Huge Bunker Cleanup Operation off Canada Coast

by Ship & Bunker News Team
Thursday November 21, 2013

The Canadian Coast Guard is engaged in one of its largest-ever cleanup operations at the site of a 1944 shipwreck of the north coast of British Columbia, Canadian news site Global News reports.

Hundreds of tonnes of bunker fuel are being removed from the U.S. Supply Ship Brigadier General M.G. Zalinski, which authorities had feared would suffer a collapse of its fuel tanks.

A crew of more than 100 divers and salvagers began the work last month in a CAD 50 million ($48 million) operation, removing 3,000 litres of fuel on the first day.

The operation aims to finish up by Christmas.
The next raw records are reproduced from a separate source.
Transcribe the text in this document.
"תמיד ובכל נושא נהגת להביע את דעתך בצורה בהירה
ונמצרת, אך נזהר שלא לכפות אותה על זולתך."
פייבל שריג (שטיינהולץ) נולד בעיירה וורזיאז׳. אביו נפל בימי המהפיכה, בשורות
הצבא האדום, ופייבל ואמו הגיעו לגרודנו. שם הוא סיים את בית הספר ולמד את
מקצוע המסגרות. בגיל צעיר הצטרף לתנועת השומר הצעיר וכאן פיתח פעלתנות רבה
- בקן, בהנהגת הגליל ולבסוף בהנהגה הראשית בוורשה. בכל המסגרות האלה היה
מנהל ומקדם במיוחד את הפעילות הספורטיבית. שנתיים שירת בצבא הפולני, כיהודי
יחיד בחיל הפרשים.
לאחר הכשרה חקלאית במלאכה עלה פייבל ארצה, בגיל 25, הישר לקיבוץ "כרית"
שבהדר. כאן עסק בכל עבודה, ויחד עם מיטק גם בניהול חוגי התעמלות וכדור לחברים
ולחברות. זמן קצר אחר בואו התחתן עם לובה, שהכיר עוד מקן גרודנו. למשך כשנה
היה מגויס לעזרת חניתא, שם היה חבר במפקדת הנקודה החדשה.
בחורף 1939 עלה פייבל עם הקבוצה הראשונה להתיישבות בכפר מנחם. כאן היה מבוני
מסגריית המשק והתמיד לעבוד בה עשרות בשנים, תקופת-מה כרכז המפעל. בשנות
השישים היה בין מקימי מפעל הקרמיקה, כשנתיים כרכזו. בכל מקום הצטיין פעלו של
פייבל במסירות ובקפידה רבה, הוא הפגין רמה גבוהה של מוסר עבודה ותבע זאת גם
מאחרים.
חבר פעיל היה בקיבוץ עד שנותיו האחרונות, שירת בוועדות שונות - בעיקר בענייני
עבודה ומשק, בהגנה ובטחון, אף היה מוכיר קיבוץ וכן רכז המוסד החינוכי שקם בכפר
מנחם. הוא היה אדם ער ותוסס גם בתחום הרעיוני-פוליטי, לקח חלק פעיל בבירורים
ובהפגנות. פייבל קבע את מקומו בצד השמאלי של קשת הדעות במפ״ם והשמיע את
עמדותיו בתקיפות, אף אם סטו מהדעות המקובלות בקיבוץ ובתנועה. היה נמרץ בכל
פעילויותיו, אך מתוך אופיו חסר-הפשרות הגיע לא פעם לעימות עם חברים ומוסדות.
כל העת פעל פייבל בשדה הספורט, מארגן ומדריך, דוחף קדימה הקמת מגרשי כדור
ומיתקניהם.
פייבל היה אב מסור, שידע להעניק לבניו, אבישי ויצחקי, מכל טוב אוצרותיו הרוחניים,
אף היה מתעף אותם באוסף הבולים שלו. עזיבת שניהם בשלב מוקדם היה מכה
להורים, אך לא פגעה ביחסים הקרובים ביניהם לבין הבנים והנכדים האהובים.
While the Zalinski is less than 100 feet below the surface, another sunken vessel in the same area, the Queen of the North, is 400 meters below the surface.

The Coast Guard has not begun working on that ship, which holds diesel, rather than fuel oil, in its tanks.

The Zalinski was carrying about 700 tonnes of fuel when it crashed into rocks and sank, according to research group Ocean Ecology.

In 2003, oil was observed in the area, including nearby shoreline, and divers plugged leaks in the wreck's hull to stop oil from escaping.